Os governos estaduais aprovaram um reajuste nas alíquotas do Imposto sobre Circulação de Mercadorias e Serviços (ICMS) incidente sobre combustíveis, que entrará em vigor a partir de janeiro de 2026. A decisão, tomada pelo Conselho Nacional de Política Fazendária (Confaz), representa um aumento significativo nos custos para consumidores e transportadores em todo o país.
Gasolina e etanol com maior impacto
O maior reajuste atingirá a gasolina e o etanol, cujas alíquotas do ICMS aumentarão R$ 0,10 por litro. A cobrança unificada nacional passará dos atuais R$ 1,47 por litro – valor que vigorava desde o começo do ano – para R$ 1,57 por litro a partir de janeiro.
Esta elevação representa um incremento de aproximadamente 6,8% no componente tributário estadual destes combustíveis, impactando diretamente o preço final pago pelos consumidores nos postos de abastecimento.
Diesel com reajuste menor
O diesel, combustível essencial para o transporte de cargas e passageiros, terá aumento menor mas não menos significativo. Conforme publicação no Diário Oficial da União (DOU), os secretários estaduais de Fazenda elevaram em R$ 0,05 a alíquota do ICMS sobre o litro do combustível.
A cobrança passará dos atuais R$ 1,12 para R$ 1,17 por litro, representando um aumento de 4,5%. Este reajuste pode gerar efeitos em cascata nos preços de produtos e serviços que dependem do transporte rodoviário.
GLP também será mais caro
O Gás Liquefeito de Petróleo (GLP), amplamente utilizado em residências para cocção e aquecimento, também sofrerá reajuste. O tributo estadual passará de R$ 1,39 para R$ 1,47 por litro a partir de janeiro, um aumento de R$ 0,08 que corresponde a 5,8%.
Impacto na economia nacional
A decisão do Confaz ocorre em um momento de pressão inflacionária e preocupações com o custo de vida da população. O aumento do ICMS sobre combustíveis tende a impactar diversos setores da economia, desde o transporte público até a logística de distribuição de alimentos e produtos essenciais.
Para as famílias brasileiras, o reajuste representa mais uma pressão no orçamento doméstico, especialmente considerando que os combustíveis são insumos básicos para mobilidade urbana e o GLP é essencial para atividades domésticas.
Justificativa fiscal dos estados
Embora a publicação no DOU não detalhe as razões específicas para o aumento, a elevação das alíquotas do ICMS geralmente está relacionada à necessidade dos estados de equilibrar suas contas públicas e aumentar a arrecadação para financiar serviços essenciais como saúde, educação e segurança.
O ICMS representa uma das principais fontes de receita dos governos estaduais, e os combustíveis são uma base tributária significativa devido ao consumo constante e à dificuldade de sonegação neste setor.
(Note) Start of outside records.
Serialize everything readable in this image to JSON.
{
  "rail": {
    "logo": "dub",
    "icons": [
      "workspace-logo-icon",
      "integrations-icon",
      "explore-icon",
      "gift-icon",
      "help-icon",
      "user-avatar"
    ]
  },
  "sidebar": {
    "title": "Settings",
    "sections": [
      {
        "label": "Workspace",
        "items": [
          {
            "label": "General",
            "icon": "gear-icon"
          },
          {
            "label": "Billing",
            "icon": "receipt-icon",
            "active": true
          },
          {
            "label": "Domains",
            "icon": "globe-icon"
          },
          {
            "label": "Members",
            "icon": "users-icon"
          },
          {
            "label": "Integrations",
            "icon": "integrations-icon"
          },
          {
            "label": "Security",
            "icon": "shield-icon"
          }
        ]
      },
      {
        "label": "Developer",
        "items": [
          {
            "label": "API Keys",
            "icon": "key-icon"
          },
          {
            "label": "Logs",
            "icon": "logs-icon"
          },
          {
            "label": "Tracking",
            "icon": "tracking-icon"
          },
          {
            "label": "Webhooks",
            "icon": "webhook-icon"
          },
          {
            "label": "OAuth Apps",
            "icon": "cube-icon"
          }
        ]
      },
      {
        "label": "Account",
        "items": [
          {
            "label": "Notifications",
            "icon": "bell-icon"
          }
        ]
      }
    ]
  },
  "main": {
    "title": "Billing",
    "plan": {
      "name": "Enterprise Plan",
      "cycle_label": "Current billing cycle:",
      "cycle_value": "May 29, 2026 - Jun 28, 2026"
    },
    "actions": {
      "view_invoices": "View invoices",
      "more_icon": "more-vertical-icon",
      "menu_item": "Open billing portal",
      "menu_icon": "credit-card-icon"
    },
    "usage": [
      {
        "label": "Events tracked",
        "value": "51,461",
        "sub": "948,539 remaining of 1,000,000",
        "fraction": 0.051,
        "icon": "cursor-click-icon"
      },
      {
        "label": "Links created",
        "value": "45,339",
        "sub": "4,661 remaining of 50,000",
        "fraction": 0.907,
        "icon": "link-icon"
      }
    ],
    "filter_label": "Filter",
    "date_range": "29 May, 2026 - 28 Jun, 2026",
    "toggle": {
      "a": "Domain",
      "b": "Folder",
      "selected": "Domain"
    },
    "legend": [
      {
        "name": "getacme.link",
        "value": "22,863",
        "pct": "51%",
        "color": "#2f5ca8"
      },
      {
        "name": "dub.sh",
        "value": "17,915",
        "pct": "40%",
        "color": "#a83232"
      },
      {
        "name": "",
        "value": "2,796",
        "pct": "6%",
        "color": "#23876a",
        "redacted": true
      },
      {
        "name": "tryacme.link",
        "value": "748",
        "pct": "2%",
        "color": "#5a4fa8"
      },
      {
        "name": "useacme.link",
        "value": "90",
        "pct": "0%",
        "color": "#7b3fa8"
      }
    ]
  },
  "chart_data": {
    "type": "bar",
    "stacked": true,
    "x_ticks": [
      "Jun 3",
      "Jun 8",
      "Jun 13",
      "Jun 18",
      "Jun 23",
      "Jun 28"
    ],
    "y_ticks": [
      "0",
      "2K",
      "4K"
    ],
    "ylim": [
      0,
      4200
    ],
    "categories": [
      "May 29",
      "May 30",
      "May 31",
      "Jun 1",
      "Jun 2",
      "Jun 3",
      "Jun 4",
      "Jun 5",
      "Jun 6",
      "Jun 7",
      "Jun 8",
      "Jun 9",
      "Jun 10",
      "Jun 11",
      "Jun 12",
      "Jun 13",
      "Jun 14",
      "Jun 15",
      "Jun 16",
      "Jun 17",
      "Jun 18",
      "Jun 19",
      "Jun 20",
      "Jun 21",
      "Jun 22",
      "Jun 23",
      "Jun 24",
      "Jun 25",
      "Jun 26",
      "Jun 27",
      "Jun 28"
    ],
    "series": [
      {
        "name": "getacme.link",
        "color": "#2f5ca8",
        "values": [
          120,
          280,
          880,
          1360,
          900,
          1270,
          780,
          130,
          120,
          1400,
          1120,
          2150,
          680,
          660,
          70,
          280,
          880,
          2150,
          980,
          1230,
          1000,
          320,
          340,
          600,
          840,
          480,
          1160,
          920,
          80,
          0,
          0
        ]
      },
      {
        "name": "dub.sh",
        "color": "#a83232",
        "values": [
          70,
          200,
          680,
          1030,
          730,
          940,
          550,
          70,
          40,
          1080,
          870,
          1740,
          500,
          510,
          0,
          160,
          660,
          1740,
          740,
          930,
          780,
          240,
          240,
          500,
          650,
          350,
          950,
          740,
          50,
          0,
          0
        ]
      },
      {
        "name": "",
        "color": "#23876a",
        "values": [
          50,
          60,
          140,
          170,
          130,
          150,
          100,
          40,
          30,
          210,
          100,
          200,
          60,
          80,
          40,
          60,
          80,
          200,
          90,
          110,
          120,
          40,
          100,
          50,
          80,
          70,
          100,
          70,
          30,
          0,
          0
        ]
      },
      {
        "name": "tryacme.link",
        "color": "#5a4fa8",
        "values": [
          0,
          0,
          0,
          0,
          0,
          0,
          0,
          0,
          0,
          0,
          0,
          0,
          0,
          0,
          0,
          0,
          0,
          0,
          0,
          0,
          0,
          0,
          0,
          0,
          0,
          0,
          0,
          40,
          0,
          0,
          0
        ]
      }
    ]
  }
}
Efeitos no setor de transportes
O setor de transportes, já pressionado por custos operacionais elevados, enfrentará novo desafio com o aumento das alíquotas. Transportadoras rodoviárias, empresas de logística e motoristas autônomos terão que absorver ou repassar estes custos adicionais.
O diesel, como principal combustível do transporte de cargas, pode gerar pressões inflacionárias em produtos essenciais, uma vez que o custo do frete é componente importante na formação de preços de alimentos e outros bens de consumo.
Independência da política da Petrobras
O reajuste do ICMS não tem relação com a política de preços da Petrobras, já que o Confaz reúne apenas representantes dos governos estadual e federal para definir questões tributárias. No entanto, os novos valores que entrarão em vigor a partir de janeiro de 2026 serão incorporados na composição de preço dos combustíveis e gerarão encarecimento direto aos consumidores nos postos de abastecimento.
Perspectivas para 2026
O reajuste das alíquotas do ICMS sobre combustíveis representa um desafio adicional para a política econômica em 2026, especialmente no controle da inflação e na manutenção do poder de compra da população.
A implementação gradual, com início em janeiro, permite que consumidores e empresas se preparem para o impacto, mas também sinaliza pressão adicional sobre os custos de vida e produção no próximo ano.
A decisão do Confaz reflete a necessidade de equilibrio fiscal dos estados, mas traz implicações diretas para consumidores e setores produtivos em todo o país.